Isaac Sim Robotics
Mohammad Shoaib Babar is a master's candidate conducting research on enabling a two-wheeled inverted pendulum robot to balance and perform simple movements (such as moving forward and backward) using Isaac Sim and Isaac Lab. He needed guidance in building the training pipeline necessary for his project and graduation. Fortunately, I was able to significantly speed up his progress by helping him set up all the scripts related to simulation, training, and testing.
Since this work is part of an ongoing research project (at the time of writing this blog), I’m presenting a spin-off of our collaboration, showcasing results with my own two-wheeled inverted pendulum robot.
The robot must learn to balance itself, orient toward a goal, and move without falling. Deep Reinforcement Learning (DRL) enables this by letting the robot learn from trial and error—similar to how a child learns through experiences.

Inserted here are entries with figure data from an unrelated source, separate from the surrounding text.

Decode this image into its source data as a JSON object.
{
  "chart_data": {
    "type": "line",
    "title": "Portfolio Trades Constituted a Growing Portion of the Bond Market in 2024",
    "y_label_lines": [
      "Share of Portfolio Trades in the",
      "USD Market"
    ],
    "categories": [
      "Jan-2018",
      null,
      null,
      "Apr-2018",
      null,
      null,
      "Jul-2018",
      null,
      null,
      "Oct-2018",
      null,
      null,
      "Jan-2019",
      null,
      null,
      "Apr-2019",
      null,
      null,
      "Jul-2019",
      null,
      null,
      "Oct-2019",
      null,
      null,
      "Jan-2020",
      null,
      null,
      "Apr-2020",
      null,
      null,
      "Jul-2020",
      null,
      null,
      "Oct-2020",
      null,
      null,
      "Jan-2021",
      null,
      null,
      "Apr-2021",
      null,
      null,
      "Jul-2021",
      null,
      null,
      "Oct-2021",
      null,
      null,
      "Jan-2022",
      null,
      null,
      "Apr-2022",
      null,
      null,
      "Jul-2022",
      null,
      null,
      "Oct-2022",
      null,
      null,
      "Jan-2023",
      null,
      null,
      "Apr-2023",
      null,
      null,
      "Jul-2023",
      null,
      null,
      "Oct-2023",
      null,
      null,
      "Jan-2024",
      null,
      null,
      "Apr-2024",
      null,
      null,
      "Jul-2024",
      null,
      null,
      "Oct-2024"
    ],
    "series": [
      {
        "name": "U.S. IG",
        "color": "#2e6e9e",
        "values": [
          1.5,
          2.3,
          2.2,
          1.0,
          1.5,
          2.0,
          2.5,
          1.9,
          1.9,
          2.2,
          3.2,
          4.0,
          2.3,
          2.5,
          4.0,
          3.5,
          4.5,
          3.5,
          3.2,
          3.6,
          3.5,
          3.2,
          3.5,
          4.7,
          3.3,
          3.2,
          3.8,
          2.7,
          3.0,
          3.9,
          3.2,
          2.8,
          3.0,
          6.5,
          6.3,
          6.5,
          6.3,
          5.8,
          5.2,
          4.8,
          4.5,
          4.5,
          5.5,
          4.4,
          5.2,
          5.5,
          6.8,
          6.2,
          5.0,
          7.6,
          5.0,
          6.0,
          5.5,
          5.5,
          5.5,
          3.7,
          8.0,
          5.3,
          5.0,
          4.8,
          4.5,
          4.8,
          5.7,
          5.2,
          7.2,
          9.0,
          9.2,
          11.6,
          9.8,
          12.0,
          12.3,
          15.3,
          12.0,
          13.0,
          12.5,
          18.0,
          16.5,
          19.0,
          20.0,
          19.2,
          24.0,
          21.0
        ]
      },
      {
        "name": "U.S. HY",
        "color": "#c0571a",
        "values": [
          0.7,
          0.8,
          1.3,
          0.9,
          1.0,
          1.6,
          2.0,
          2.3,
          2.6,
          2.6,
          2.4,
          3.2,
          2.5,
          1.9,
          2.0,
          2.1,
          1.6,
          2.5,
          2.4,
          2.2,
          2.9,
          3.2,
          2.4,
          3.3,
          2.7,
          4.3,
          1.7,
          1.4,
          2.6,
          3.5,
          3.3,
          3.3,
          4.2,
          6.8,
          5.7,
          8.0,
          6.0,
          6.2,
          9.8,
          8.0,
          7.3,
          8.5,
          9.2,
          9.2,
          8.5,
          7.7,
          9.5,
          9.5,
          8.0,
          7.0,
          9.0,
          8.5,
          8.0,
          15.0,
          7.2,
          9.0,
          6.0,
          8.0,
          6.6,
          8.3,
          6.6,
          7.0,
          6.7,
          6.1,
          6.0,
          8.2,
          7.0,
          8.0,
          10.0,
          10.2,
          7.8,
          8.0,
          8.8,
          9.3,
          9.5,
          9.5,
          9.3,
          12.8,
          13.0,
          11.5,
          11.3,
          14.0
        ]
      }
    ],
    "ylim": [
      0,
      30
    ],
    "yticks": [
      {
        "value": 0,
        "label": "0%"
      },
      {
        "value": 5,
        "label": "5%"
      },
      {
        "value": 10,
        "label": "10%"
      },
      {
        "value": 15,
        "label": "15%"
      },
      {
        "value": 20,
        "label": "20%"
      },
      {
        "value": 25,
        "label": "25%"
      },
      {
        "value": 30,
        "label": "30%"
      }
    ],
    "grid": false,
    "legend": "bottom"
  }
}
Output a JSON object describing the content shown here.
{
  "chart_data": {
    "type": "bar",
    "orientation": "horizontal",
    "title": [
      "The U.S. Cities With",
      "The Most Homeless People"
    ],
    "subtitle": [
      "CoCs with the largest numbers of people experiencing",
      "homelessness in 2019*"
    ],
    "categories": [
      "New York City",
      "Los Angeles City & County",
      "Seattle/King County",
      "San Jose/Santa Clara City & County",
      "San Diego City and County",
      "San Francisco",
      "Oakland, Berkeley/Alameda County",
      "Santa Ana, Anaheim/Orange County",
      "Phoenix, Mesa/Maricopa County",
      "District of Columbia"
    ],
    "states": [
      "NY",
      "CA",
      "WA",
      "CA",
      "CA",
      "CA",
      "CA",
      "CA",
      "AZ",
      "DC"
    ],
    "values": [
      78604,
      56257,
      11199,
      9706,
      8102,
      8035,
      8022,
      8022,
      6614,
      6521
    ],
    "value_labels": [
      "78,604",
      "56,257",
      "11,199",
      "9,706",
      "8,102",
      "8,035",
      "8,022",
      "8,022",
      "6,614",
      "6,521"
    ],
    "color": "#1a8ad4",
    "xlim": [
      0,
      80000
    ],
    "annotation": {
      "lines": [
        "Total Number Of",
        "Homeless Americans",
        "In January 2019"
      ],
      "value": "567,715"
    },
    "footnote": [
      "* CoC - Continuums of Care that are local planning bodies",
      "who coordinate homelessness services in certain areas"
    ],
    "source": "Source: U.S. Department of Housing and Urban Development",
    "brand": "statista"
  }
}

For instance, imagine a child trying to avoid eating lunch and running away, only to get hit by a sandal thrown by their mom—a humorous but illustrative negative reward. The next time, the child eats the food and receives no negative response. This learning through rewards and punishments is how DRL functions.
Initially, I attempted to train the robot to do everything—balance, navigate, and stop at the goal—in a single session. However, this failed due to the limited learning capacity of the robot’s neural network.
The solution was to divide the problem into simpler tasks and train the robot step by step—a technique called curriculum learning. The idea is to use the results of the first stage of training (e.g., balancing) to help with the next stage (e.g., navigating).
The robot’s sensors play a key role in this process. They provide feedback about the consequences of its actions, allowing us to guide its learning more effectively.
Each stage builds on the previous one. This allows the neural network to compete and prioritize among different behaviors, gradually solidifying the most useful ones.
With the robot trained to move, the next challenge was navigating in realistic environments. For this, I created a virtual house using Unreal Engine 5, which integrates smoothly with IsaacSim.
IsaacSim provides tools for generating occupancy maps of environments. These maps are then used with the A* algorithm to generate paths.
The paths from A* are smoothed using Bezier curves and then damped to create goal points the robot can follow naturally, enabling it to move fluidly through complex environments.
The robot can successfully move from one point to another without falling. More impressively, it can follow predefined paths through a house, navigating around furniture and tight corners.
This blog marks the first phase of a larger project. The next stage will involve transferring everything from simulation to a real robot—a challenging but exciting Sim2Real transition.